Although he was never called to give evidence to the Widgery Tribunal, according to Italian photo-journalist Fulvio Grimaldi's 1972 book, Blood on the Streets, Jackson ``carried the responsibility to a great extent of what was going on.'' In his account of Bloody Sunday, Grimaldi - whose photographs together with sound recordings made by his colleague Susan North, are vital evidence of the events of that day - described the paratroopers as ``soulless mechanical tools, little stuffed men, incapable of speaking, of looking into your face and seeing your eyes, incapable of hearing and listening, incapable of understanding and knowing.
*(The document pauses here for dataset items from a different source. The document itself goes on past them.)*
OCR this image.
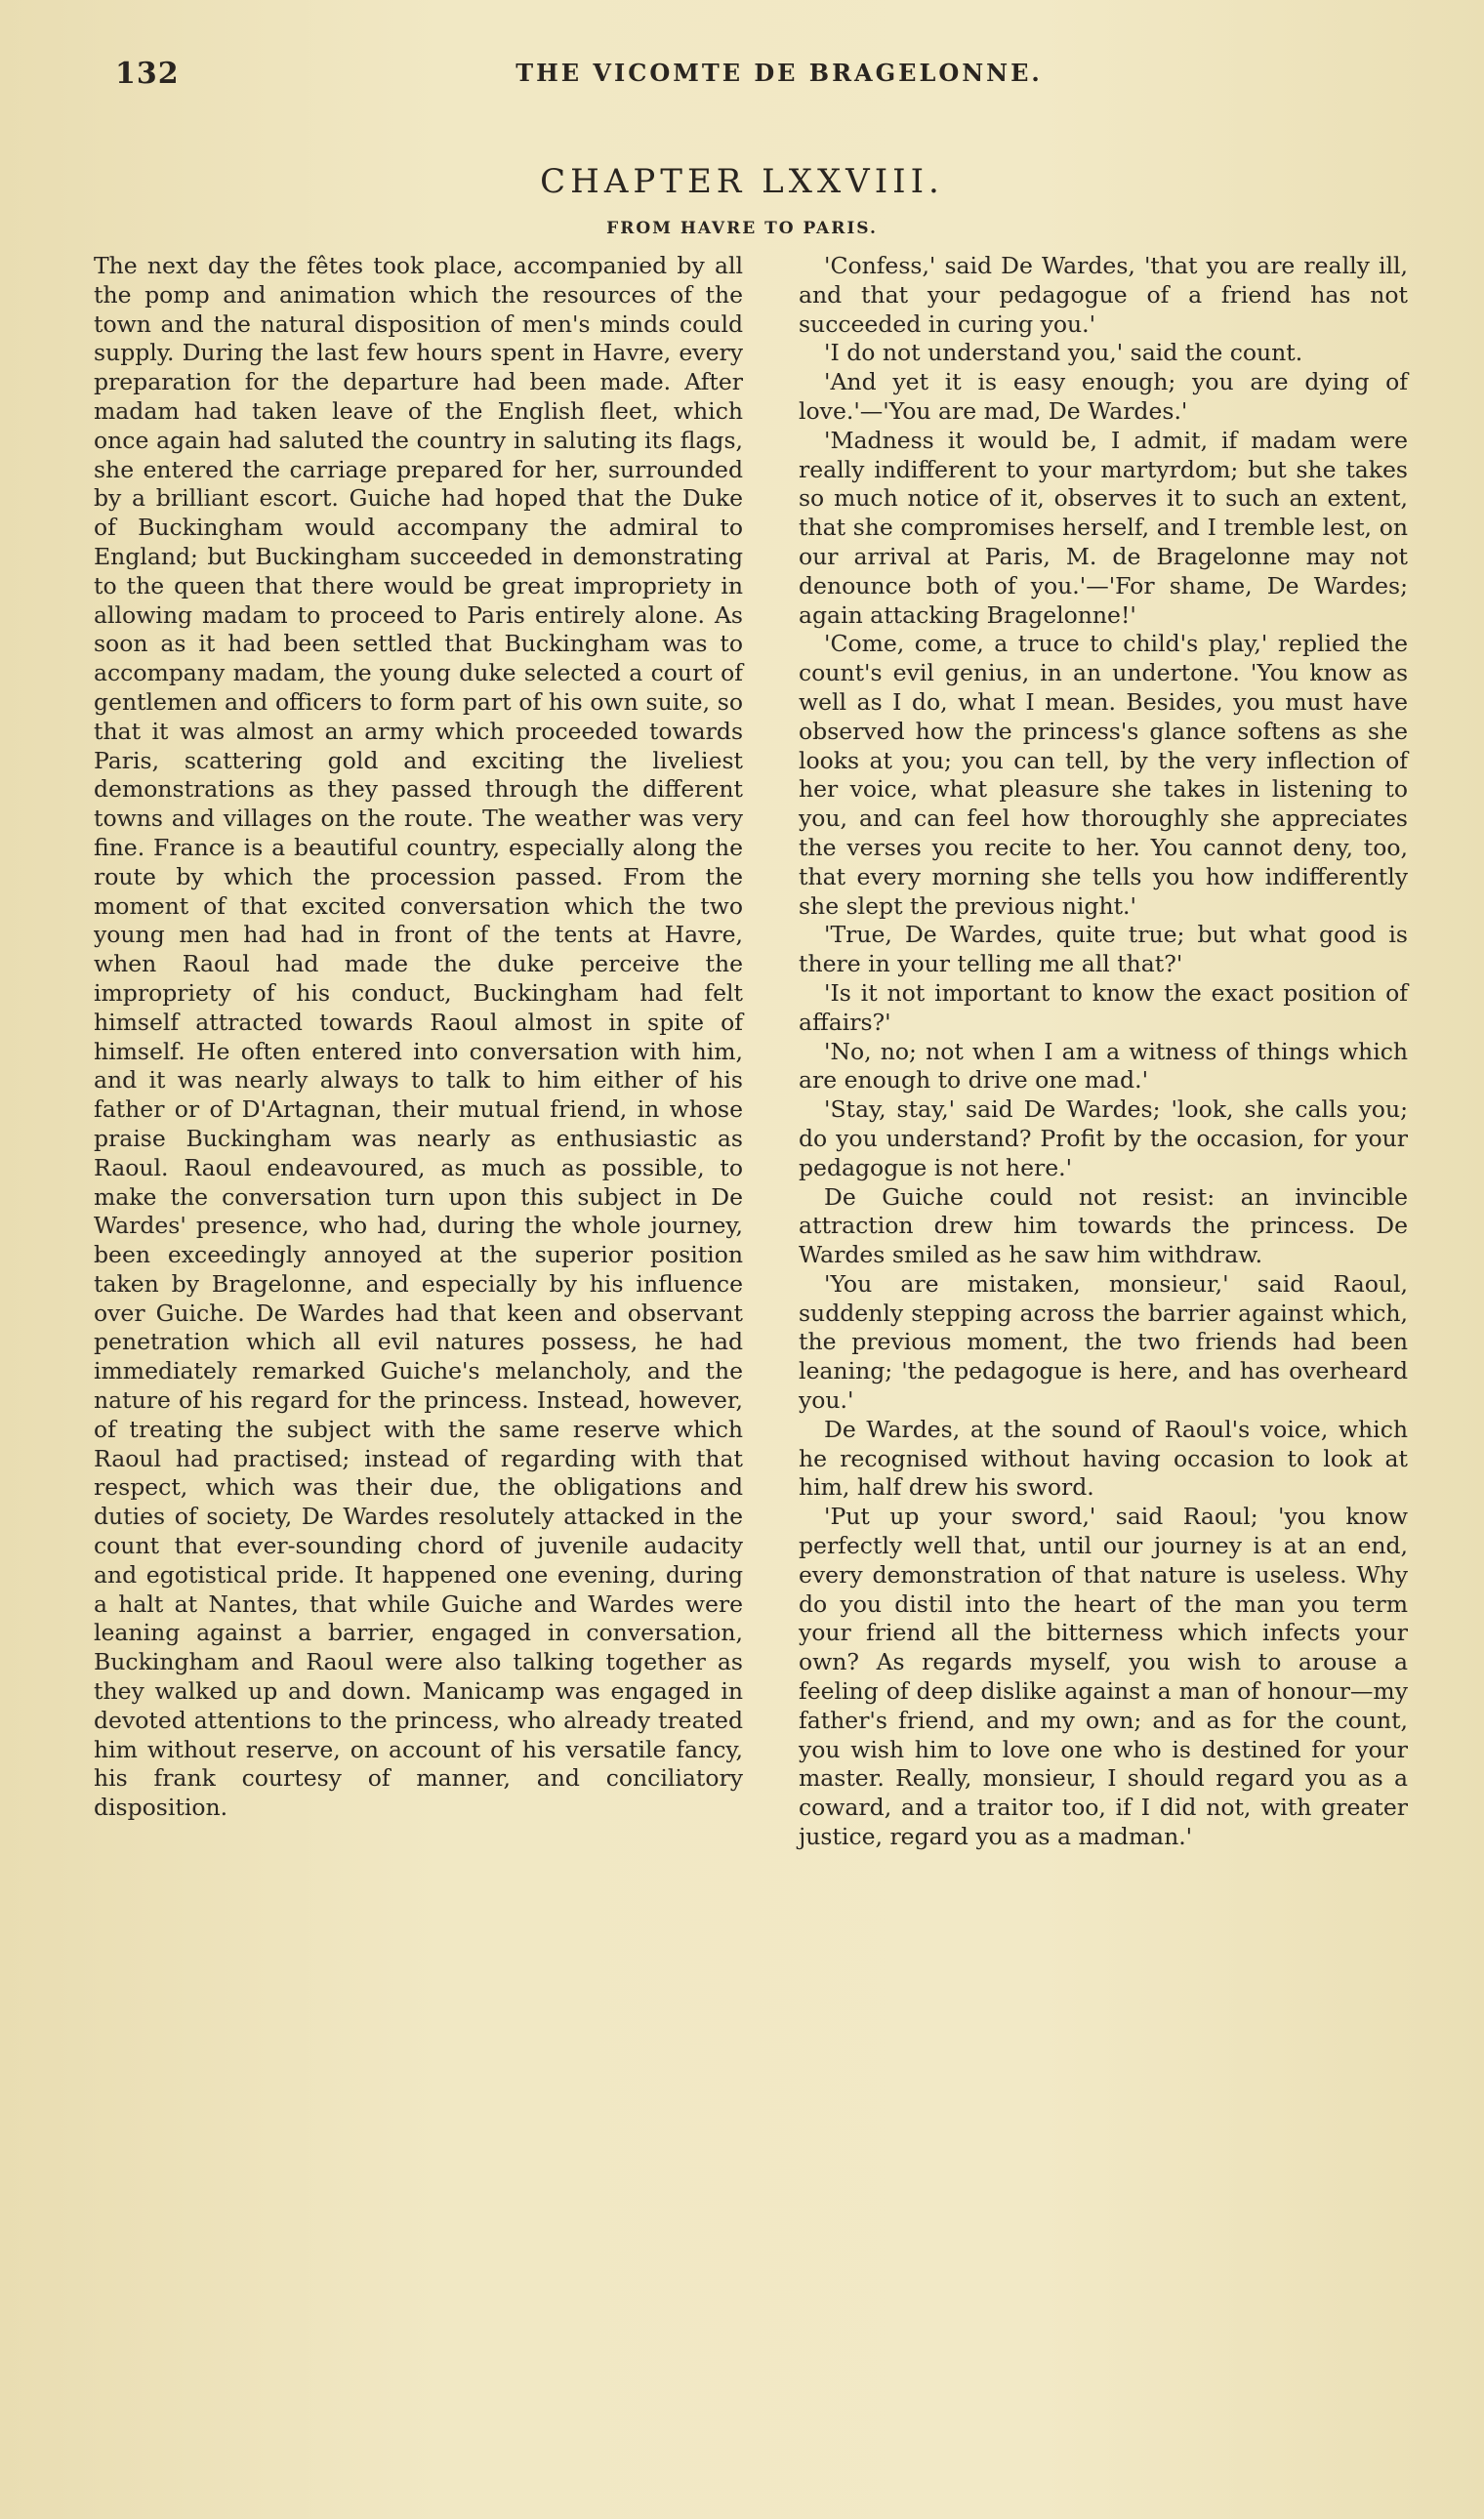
132	THE VICOMTE DE BRAGELONNE.
CHAPTER LXXVIII.
FROM HAVRE TO PARIS.

The next day the fêtes took place, accompanied by all the pomp and animation which the resources of the town and the natural disposition of men's minds could supply. During the last few hours spent in Havre, every preparation for the departure had been made. After madam had taken leave of the English fleet, which once again had saluted the country in saluting its flags, she entered the carriage prepared for her, surrounded by a brilliant escort. Guiche had hoped that the Duke of Buckingham would accompany the admiral to England; but Buckingham succeeded in demonstrating to the queen that there would be great impropriety in allowing madam to proceed to Paris entirely alone. As soon as it had been settled that Buckingham was to accompany madam, the young duke selected a court of gentlemen and officers to form part of his own suite, so that it was almost an army which proceeded towards Paris, scattering gold and exciting the liveliest demonstrations as they passed through the different towns and villages on the route. The weather was very fine. France is a beautiful country, especially along the route by which the procession passed. From the moment of that excited conversation which the two young men had had in front of the tents at Havre, when Raoul had made the duke perceive the impropriety of his conduct, Buckingham had felt himself attracted towards Raoul almost in spite of himself. He often entered into conversation with him, and it was nearly always to talk to him either of his father or of D'Artagnan, their mutual friend, in whose praise Buckingham was nearly as enthusiastic as Raoul. Raoul endeavoured, as much as possible, to make the conversation turn upon this subject in De Wardes' presence, who had, during the whole journey, been exceedingly annoyed at the superior position taken by Bragelonne, and especially by his influence over Guiche. De Wardes had that keen and observant penetration which all evil natures possess, he had immediately remarked Guiche's melancholy, and the nature of his regard for the princess. Instead, however, of treating the subject with the same reserve which Raoul had practised; instead of regarding with that respect, which was their due, the obligations and duties of society, De Wardes resolutely attacked in the count that ever-sounding chord of juvenile audacity and egotistical pride. It happened one evening, during a halt at Nantes, that while Guiche and Wardes were leaning against a barrier, engaged in conversation, Buckingham and Raoul were also talking together as they walked up and down. Manicamp was engaged in devoted attentions to the princess, who already treated him without reserve, on account of his versatile fancy, his frank courtesy of manner, and conciliatory disposition.

'Confess,' said De Wardes, 'that you are really ill, and that your pedagogue of a friend has not succeeded in curing you.'

'I do not understand you,' said the count.

'And yet it is easy enough; you are dying of love.'—'You are mad, De Wardes.'

'Madness it would be, I admit, if madam were really indifferent to your martyrdom; but she takes so much notice of it, observes it to such an extent, that she compromises herself, and I tremble lest, on our arrival at Paris, M. de Bragelonne may not denounce both of you.'—'For shame, De Wardes; again attacking Bragelonne!'

'Come, come, a truce to child's play,' replied the count's evil genius, in an undertone. 'You know as well as I do, what I mean. Besides, you must have observed how the princess's glance softens as she looks at you; you can tell, by the very inflection of her voice, what pleasure she takes in listening to you, and can feel how thoroughly she appreciates the verses you recite to her. You cannot deny, too, that every morning she tells you how indifferently she slept the previous night.'

'True, De Wardes, quite true; but what good is there in your telling me all that?'

'Is it not important to know the exact position of affairs?'

'No, no; not when I am a witness of things which are enough to drive one mad.'

'Stay, stay,' said De Wardes; 'look, she calls you; do you understand? Profit by the occasion, for your pedagogue is not here.'

De Guiche could not resist: an invincible attraction drew him towards the princess. De Wardes smiled as he saw him withdraw.

'You are mistaken, monsieur,' said Raoul, suddenly stepping across the barrier against which, the previous moment, the two friends had been leaning; 'the pedagogue is here, and has overheard you.'

De Wardes, at the sound of Raoul's voice, which he recognised without having occasion to look at him, half drew his sword.

'Put up your sword,' said Raoul; 'you know perfectly well that, until our journey is at an end, every demonstration of that nature is useless. Why do you distil into the heart of the man you term your friend all the bitterness which infects your own? As regards myself, you wish to arouse a feeling of deep dislike against a man of honour—my father's friend, and my own; and as for the count, you wish him to love one who is destined for your master. Really, monsieur, I should regard you as a coward, and a traitor too, if I did not, with greater justice, regard you as a madman.'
Little robots programmed on the use of a gun against a target.'' Whether or not Gen Jackson appears before the Saville Inquiry remains to be seen but he is, he says, determined to ``defend the integrity'' of the Parachute Regiment, describing the last 30 years as an ``ethnic conflict''.

The tiny detail of Jackson's participation in Bloody Sunday seems to have been overlooked by the English press in their ecstatic media coverage of his career, particularly by those sections which have been falling over themselves to establish more spurious connections between the deployment of the Parchute Regiment in Kosovo and their activities in the Six Counties. They have preferred to concentrate on a more non-specific reputation for `toughness' and monastic lifestyle - well, monastic apart from being married and being partial to prolonged whisky-drinking sessions that is.

On 5 June, the BBC opined that ``the Serbian military will perhaps find him more palatable that other commanders as his role so far leaves him with no Serbian blood on his hands'' a sadly misplaced sentiment in view of the Paras' shooting dead of a Serbian hours after they were deployed in Kosovo. And by 14 June, despite his alleged role of `peacekeeper' the BBC had changed its tune, saying of him that, ``when we are about to engage the enemy, we want an officer who looks the part''.

Jackson spent a total of six years in the North of Ireland on three tours of duty, the second as company commander from 1978-1980 and the third from 1989-1992, when he was commander of the 39th Infantry Brigade.

He comes from a military family and joined the army at 19, before taking a degree in Russian at Birmingham University in the late 1960s, a skill which may have come in useful during his time in the security services in Berlin during the height of the Cold War. He joined the Parachute Regiment in 1970 and other active service includes a role as commander of British forces in Bosnia. According to some reports the Prince of Darkness' hero is the Duke of Wellington and like Margaret Thatcher, he is reputed to sleep less than four hours a night.

Jackson was also described as a ``throughly cerebral officer'' by a history professor at Cambridge University, where he spent six months in 1989. That said, his press conferences so far have been marked more by rudeness and impatience than by the quality of his intellect.